Suara.com - Di bulan Ramadan 2026 ini, seluruh umat Muslim menjalankan ibadan puasa dan sholat Tarawih setelah Isya.
Namun, tak sedikit pula orang yang sibuk bekerja atau lelah setelah bekerja seharian hanya menjalankan ibadah puasa, tetapi tidak sholat Tarawih pada malam harinya.
Adanya fenomena ini, banyak orang mungkin belum paham hukumnya rajin puasa tapi tidak pernah sholat Tarawih selama bulan Ramadan 2026.
Bagi Anda yang masih bingung membedakan kewajiban puasa dan anjuran Tarawih, simak penjelasan lengkapnya berikut ini agar ibadah Anda tenang dan sesuai syariat.
Hukum Puasa Tanpa Tarawih
Kabar baik bagi Anda yang mungkin sempat bolong Tarawih karena ketiduran atau lembur kerja.

Secara fiqih, puasa Anda tetap sah dan tidak berdosa.
Perlu dipahami bahwa puasa Ramadan dan sholat Tarawih adalah dua paket ibadah yang berbeda status hukumnya:
- Puasa Ramadan: Hukumnya Wajib. Meninggalkannya berdosa dan wajib diganti atau qadha.
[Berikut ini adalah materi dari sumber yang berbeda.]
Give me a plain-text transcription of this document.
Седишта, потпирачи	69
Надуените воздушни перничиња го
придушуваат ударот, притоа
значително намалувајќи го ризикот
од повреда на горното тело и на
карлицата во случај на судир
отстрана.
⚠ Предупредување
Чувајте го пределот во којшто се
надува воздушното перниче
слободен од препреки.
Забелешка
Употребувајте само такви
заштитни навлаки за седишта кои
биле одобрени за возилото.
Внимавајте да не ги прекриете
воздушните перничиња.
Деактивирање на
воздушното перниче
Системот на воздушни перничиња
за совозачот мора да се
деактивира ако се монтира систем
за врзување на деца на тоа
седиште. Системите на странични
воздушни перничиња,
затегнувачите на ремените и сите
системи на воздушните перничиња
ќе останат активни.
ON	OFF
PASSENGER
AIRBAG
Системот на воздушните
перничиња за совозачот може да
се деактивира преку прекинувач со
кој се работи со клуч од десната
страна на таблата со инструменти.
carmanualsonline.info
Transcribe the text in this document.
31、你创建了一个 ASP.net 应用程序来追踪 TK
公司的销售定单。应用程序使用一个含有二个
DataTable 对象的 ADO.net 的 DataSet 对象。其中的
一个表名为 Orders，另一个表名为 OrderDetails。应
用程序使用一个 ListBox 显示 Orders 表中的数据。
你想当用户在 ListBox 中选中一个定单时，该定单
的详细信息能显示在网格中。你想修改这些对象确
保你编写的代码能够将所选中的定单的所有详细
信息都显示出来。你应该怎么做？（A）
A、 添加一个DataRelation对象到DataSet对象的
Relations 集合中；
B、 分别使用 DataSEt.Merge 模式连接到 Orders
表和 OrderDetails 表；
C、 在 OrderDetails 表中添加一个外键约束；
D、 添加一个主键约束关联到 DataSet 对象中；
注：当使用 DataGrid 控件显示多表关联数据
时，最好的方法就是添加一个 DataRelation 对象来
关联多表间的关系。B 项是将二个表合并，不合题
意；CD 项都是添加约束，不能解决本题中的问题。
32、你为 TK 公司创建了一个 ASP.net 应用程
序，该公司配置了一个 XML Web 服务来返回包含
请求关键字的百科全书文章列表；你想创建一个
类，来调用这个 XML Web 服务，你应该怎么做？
- Sholat Tarawih: Hukumnya Sunnah Muakkad atau sangat dianjurkan yang jika dikerjakan mendapat pahala besar tapi ditinggalkan tidak berdosa.
Karena statusnya yang berbeda, meninggalkan Tarawih tidak membatalkan puasa.
Baca Juga: Ngopi saat Sahur, Efektifkah untuk Menjaga Energi Selama Puasa?
Hal ini diperkuat dengan hadis riwayat Muslim, di mana seorang sahabat bertanya kepada Rasulullah SAW seperti berikut ini seperti dikutip Suara.com dari NU Online.
"Ya Rasul, bagaimana pandanganmu bila aku hanya sembahyang lima waktu, berpuasa Ramadhan, menghalalkan yang halal, dan mengharamkan yang haram... Apakah aku dapat masuk surga?"
Rasulullah SAW menjawab: "Ya, (bisa)." (HR. Muslim).
Artinya, selama syarat dan rukun puasa terpenuhi serta sholat lima waktu terjaga, kewajiban Anda sebagai Muslim sudah gugur meski tanpa Tarawih.
Kerugian Sengaja Meninggalkan Sholat Tarawih
Meskipun diperbolehkan dan tidak berdosa, meninggalkan sholat Tarawih tanpa alasan yang jelas atau uzur syar'i adalah sebuah kerugian besar.
Karena, bulan Ramadan adalah momennya mencari banyak pahala yang belum tentu kita temui lagi tahun depan.
Sholat Tarawih memiliki keutamaan pengampunan dosa yang luar biasa, sebagaimana sabda Rasulullah SAW berikut ini
"Barangsiapa yang melakukan ibadah (shalat tarawih) di bulan Ramadhan hanya karena iman dan mengharapkan ridha dari Allah, maka baginya diampuni dosa-dosanya yang telah lewat." (HR. Bukhari dan Muslim).
Para ulama, seperti Syekh Ahmad Al-Fasyani, menjelaskan bahwa meski boleh meninggalkan sunnah, orang yang terus-menerus meninggalkan Tarawih padahal ia sehat dan sempat, dinilai menurunkan muruah (wibawa) dan menunjukkan sikap meremehkan agama.
Bahkan Syekh Ibnu Athaillah dalam kitab Al-Hikam menyebutkan, sungguh tercela seseorang yang bebas dari kesibukan atau punya waktu luang tetapi tidak memanfaatkannya untuk mendekat kepada Allah.